By Richard Cabut
The First Post
We need more rebellious music to match our inflammatory times, says richard cabut
Contemporary political rock culture is characterised by the image of Bob Geldof with his arm thrown cosily around the shoulders of Tony Blair.
The music scene wasn’t always so servile. In the 1980s, the anarchist punk band Crass railed against authority rather than embracing it. So articulate were Crass in their espousal of anti-consumerism, self-rule and – against the background of the Falklands War – peace, that questions were asked in parliament.

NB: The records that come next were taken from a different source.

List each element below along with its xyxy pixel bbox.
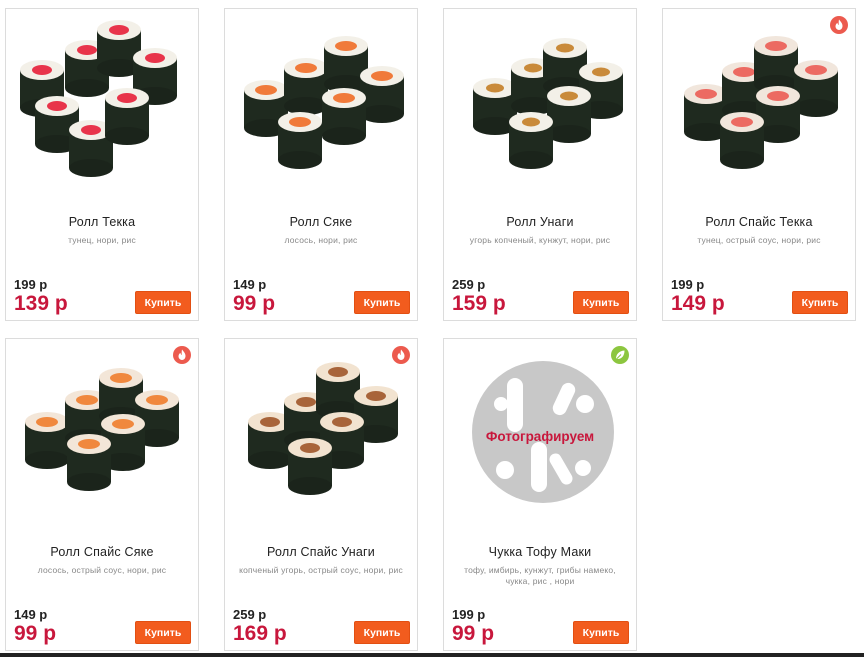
old-price: 149 р — [14, 607, 48, 622]
product-name[interactable]: Ролл Спайс Сяке — [6, 545, 198, 559]
sushi-eel-icon[interactable] — [445, 10, 635, 202]
product-card[interactable]: Ролл Спайс Сяке лосось, острый соус, нор… — [5, 338, 199, 651]
leaf-badge-icon — [611, 346, 629, 364]
new-price: 149 р — [671, 292, 725, 315]
old-price: 199 р — [671, 277, 705, 292]
photo-placeholder-icon[interactable]: Фотографируем — [445, 340, 635, 532]
new-price: 159 р — [452, 292, 506, 315]
new-price: 99 р — [14, 622, 57, 645]
buy-button[interactable]: Купить — [354, 291, 410, 314]
product-card[interactable]: Ролл Спайс Текка тунец, острый соус, нор… — [662, 8, 856, 321]
buy-button[interactable]: Купить — [792, 291, 848, 314]
old-price: 259 р — [452, 277, 486, 292]
old-price: 259 р — [233, 607, 267, 622]
old-price: 199 р — [452, 607, 486, 622]
spicy-badge-icon — [830, 16, 848, 34]
product-name[interactable]: Ролл Спайс Унаги — [225, 545, 417, 559]
spicy-badge-icon — [392, 346, 410, 364]
product-card[interactable]: Ролл Текка тунец, нори, рис 199 р 139 р … — [5, 8, 199, 321]
product-description: тунец, острый соус, нори, рис — [697, 235, 821, 245]
product-description: лосось, нори, рис — [284, 235, 358, 245]
product-name[interactable]: Ролл Унаги — [444, 215, 636, 229]
product-name[interactable]: Ролл Текка — [6, 215, 198, 229]
new-price: 139 р — [14, 292, 68, 315]
product-description: угорь копченый, кунжут, нори, рис — [469, 235, 611, 245]
old-price: 199 р — [14, 277, 48, 292]
new-price: 99 р — [452, 622, 495, 645]
spicy-badge-icon — [173, 346, 191, 364]
sushi-spicy-salmon-icon[interactable] — [7, 340, 197, 532]
sushi-spicy-tuna-icon[interactable] — [664, 10, 854, 202]
product-description: тунец, нори, рис — [68, 235, 136, 245]
product-card[interactable]: Ролл Сяке лосось, нори, рис 149 р 99 р К… — [224, 8, 418, 321]
new-price: 99 р — [233, 292, 276, 315]
placeholder-label: Фотографируем — [486, 429, 594, 444]
page-bottom-divider — [0, 653, 864, 657]
product-description: тофу, имбирь, кунжут, грибы намеко, чукк… — [464, 565, 616, 586]
new-price: 169 р — [233, 622, 287, 645]
buy-button[interactable]: Купить — [135, 291, 191, 314]
product-grid: Ролл Текка тунец, нори, рис 199 р 139 р … — [0, 0, 864, 657]
product-description: копченый угорь, острый соус, нори, рис — [239, 565, 403, 575]
sushi-salmon-icon[interactable] — [226, 10, 416, 202]
buy-button[interactable]: Купить — [573, 291, 629, 314]
old-price: 149 р — [233, 277, 267, 292]
product-description: лосось, острый соус, нори, рис — [37, 565, 167, 575]
product-name[interactable]: Ролл Спайс Текка — [663, 215, 855, 229]
product-card[interactable]: Ролл Спайс Унаги копченый угорь, острый … — [224, 338, 418, 651]
product-name[interactable]: Чукка Тофу Маки — [444, 545, 636, 559]
sushi-tuna-icon[interactable] — [7, 10, 197, 202]
product-name[interactable]: Ролл Сяке — [225, 215, 417, 229]
buy-button[interactable]: Купить — [354, 621, 410, 644]
product-card[interactable]: Фотографируем Чукка Тофу Маки тофу, имби… — [443, 338, 637, 651]
sushi-spicy-eel-icon[interactable] — [226, 340, 416, 532]
buy-button[interactable]: Купить — [573, 621, 629, 644]
product-card[interactable]: Ролл Унаги угорь копченый, кунжут, нори,… — [443, 8, 637, 321]
buy-button[interactable]: Купить — [135, 621, 191, 644]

They sold a phenomenal 2 million-plus records which, it is said, helped to inspire everyone from the anarcho-punks to the anti-globalisation movement.
So where, in these inflammatory times ripe with the necessity for action, has that good old anarcho spirit gone? Where are the songs and gigs screaming about Iraq/Iran, or about the sheer boredom of celebrity culture?
Crass, as a new biography by George Berger reminds us, politicised a whole generation – but unfortunately not this one. This lot are happy to leave it all to sanctimonious, self-publicist Geldof and Bush-toady Bono – although how these people, who show their love of the world by flattering those who are busy messing it up, retain any credibility is something of a mystery.
Then there’s Coldplay, whose turgidity gives singer Chris Martin’s favourite worthwhile causes a bad name by association, and eco-dabblers like Damon Albarn and Radiohead’s Thom Yorke. Meanwhile, Mercury Prize winners the Arctic Monkeys are happy to take punk’s spikey lustre, but have decided its ethos doesn’t look good on the dance-floor.
In the light of such limpness, what we need is a committed, oppositional and, yes, anarchic, rock culture to kick up a rebellious stink once more. Arise, kids, you’ve got nothing to lose but your chainstores – which, I suspect, is the problem in a nutshell.